Protected area in South Australia

Yeldulknie Conservation Park is a protected area in the Australian state of South Australia located on the Eyre Peninsula in the gazetted locality of Cleve about 10 km north-east of the town centre in Cleve.

The conservation park was proclaimed on 21 September 1989 under the state's National Parks and Wildlife Act 1972 in respect to land in sections 327, 328 and 329 in the cadastral unit of the Hundred of Mann. It was constituted to permit access under the state's Mining Act 1971. Its name was derived from the Yeldulkinie Reservoir. As of July 2016, the conservation park covered an area of 32.83 km2.
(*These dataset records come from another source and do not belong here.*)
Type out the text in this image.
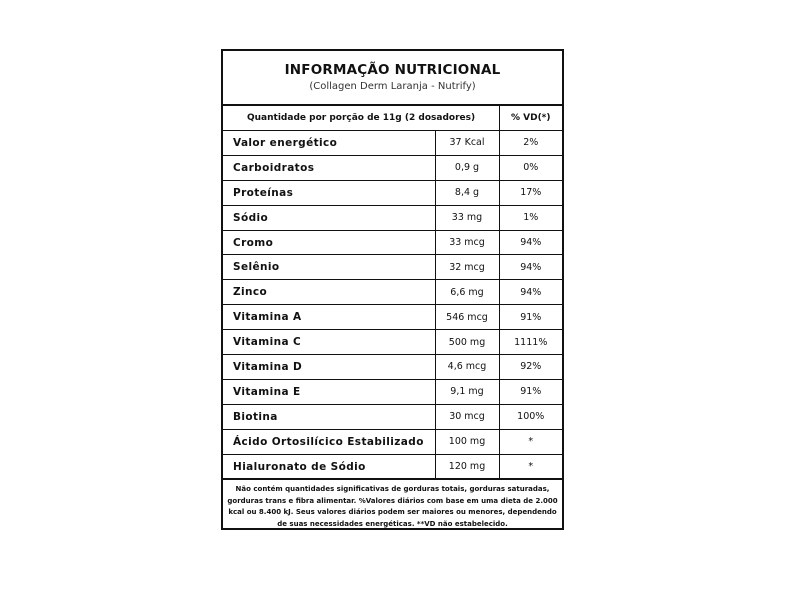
INFORMAÇÃO NUTRICIONAL
(Collagen Derm Laranja - Nutrify)
Quantidade por porção de 11g (2 dosadores)		% VD(*)
Valor energético	37 Kcal	2%
Carboidratos	0,9 g	0%
Proteínas	8,4 g	17%
Sódio	33 mg	1%
Cromo	33 mcg	94%
Selênio	32 mcg	94%
Zinco	6,6 mg	94%
Vitamina A	546 mcg	91%
Vitamina C	500 mg	1111%
Vitamina D	4,6 mcg	92%
Vitamina E	9,1 mg	91%
Biotina	30 mcg	100%
Ácido Ortosilícico Estabilizado	100 mg	*
Hialuronato de Sódio	120 mg	*
Não contém quantidades significativas de gorduras totais, gorduras saturadas, gorduras trans e fibra alimentar. %Valores diários com base em uma dieta de 2.000 kcal ou 8.400 kJ. Seus valores diários podem ser maiores ou menores, dependendo de suas necessidades energéticas. **VD não estabelecido.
The conservation park is described as consisting of “mallee woodlands”. It is known as a site for the plant species Acacia praemorsa (senna wattle) which is listed as “Vulnerable” on the list of threatened species prepared under section 178 of the Australian Environment Protection and Biodiversity Conservation Act 1999.

The conservation park is classified as an IUCN Category IA protected area.